A group of about 50 residents gathered in the Nettles Auditorium on the campus of University of South Carolina Sumter to hear Mulvaney discuss a variety of topics, including three of the countries greatest concerns:
The fiscal cliff
The issue that had many on the edge late last year was the so-called fiscal cliff - a collection of deep spending cuts and tax increases that would trigger automatically at the stroke of midnight New Year's Eve.
A last-minute deal struck between national lawmakers and President Obama delayed those spending cuts for a couple of months, and citizens making more than $450,000 a year had their taxes increase as a result of the compromise. But even with a deal reached, anyone earning a paycheck had their wallets end up a bit lighter to start off the year.
"Everybody in this room who's getting a paycheck had their taxes go up. Chances are you didn't hear about that," said Mulvaney, alluding to the end of a 2 percent payroll tax cut holiday.
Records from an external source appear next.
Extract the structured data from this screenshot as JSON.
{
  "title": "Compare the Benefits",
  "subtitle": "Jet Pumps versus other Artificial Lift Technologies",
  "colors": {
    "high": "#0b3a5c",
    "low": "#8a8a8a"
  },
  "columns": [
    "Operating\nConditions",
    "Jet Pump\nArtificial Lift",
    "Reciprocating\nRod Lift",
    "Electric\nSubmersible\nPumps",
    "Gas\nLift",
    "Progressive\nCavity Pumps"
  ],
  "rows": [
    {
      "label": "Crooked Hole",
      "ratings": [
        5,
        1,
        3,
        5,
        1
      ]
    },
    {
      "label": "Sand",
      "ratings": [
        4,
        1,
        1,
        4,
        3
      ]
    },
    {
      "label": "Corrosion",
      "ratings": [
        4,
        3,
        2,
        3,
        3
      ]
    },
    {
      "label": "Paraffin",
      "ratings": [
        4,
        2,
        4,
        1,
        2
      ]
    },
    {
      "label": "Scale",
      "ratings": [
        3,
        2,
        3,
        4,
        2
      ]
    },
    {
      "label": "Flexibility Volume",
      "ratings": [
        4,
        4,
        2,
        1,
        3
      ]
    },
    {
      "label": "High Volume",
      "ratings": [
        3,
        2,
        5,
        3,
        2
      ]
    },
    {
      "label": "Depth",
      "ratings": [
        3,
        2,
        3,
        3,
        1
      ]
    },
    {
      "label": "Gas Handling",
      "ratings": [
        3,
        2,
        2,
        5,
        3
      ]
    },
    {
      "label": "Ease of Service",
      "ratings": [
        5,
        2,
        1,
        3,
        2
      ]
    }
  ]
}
While the tax issue is in the past, spending negotiations will garner headlines in the coming weeks. The looming risk is $110 billion in spending cuts a year for the next decade, which would trigger at the end of February. The military is in line to receive the bulk of those cuts, a prospect Mulvaney said worries him.
"An 11 percent across-the-board cut is not the way to do it," he said. "You could cut defense spending to zero and it still wouldn't take care of our deficit problem."
Gun rights and gun control
Following a series of mass shootings during Obama's first term - including the shooting in Newtown, Conn., late last year - lawmakers have searched for a way to help prevent such events from occurring in the future.
But the changes proposed by lawmakers so far, including banning the sale of assault-style weapons and reducing the size of ammunition magazines and clips for weapons, don't click with Mulvaney.
He said those big-ticket changes likely won't pass, but he does see some headway being made in the way background checks are done on prospective gun owners.
"I think if one thing will actually change in the next six months, it will not be a ban on assault weapons, it will not be a change on high-capacity magazines. It will be on background checks," he said.
Those changes to the background check process were just some of the 23 executive orders issued by Obama. While opponents of the president took issue with some of those orders, Mulvaney said the president didn't overstep his bounds in issuing them.
But that doesn't mean the congressman agrees with all of them. He said he doesn't understand the order for the federal Centers of Disease Control to study the causes of gun violence.
"Gun violence is a problem. There's not a person in this room who doesn't think gun violence is a problem. I don't know that people think it's a disease," he said.
A longtime proponent of doing whatever's needed to dig the country out of the financial hole it's in, Mulvaney said he continues to be shocked at how little is done to make a dent in the debt.
And if the government continues to stall in debt negotiations - it's been four years since lawmakers have passed a federal budget - another government shutdown will become a reality in a couple of months.
"We're much better at not doing things than we are at doing things. This is going to happen if we do nothing," he said.
Mulvaney reassured attendees that if a government shutdown does occur, Social Security payments will still be distributed, but welfare and unemployment payments will not.
In the meantime, Mulvaney said he's done what he can to try and stay true to his stance on deficit reduction. That included voting against sending aid to victims of Hurricane Sandy in New York and New Jersey. Mulvaney said he understands why people may view him in a negative light because of that, but the buck has to stop somewhere.
"I understand we sent aid to South Carolina after Hugo and we sent aid to New Orleans after Katrina, but if we keep doing it the way we've been doing, that's how we got to $16 trillion in debt."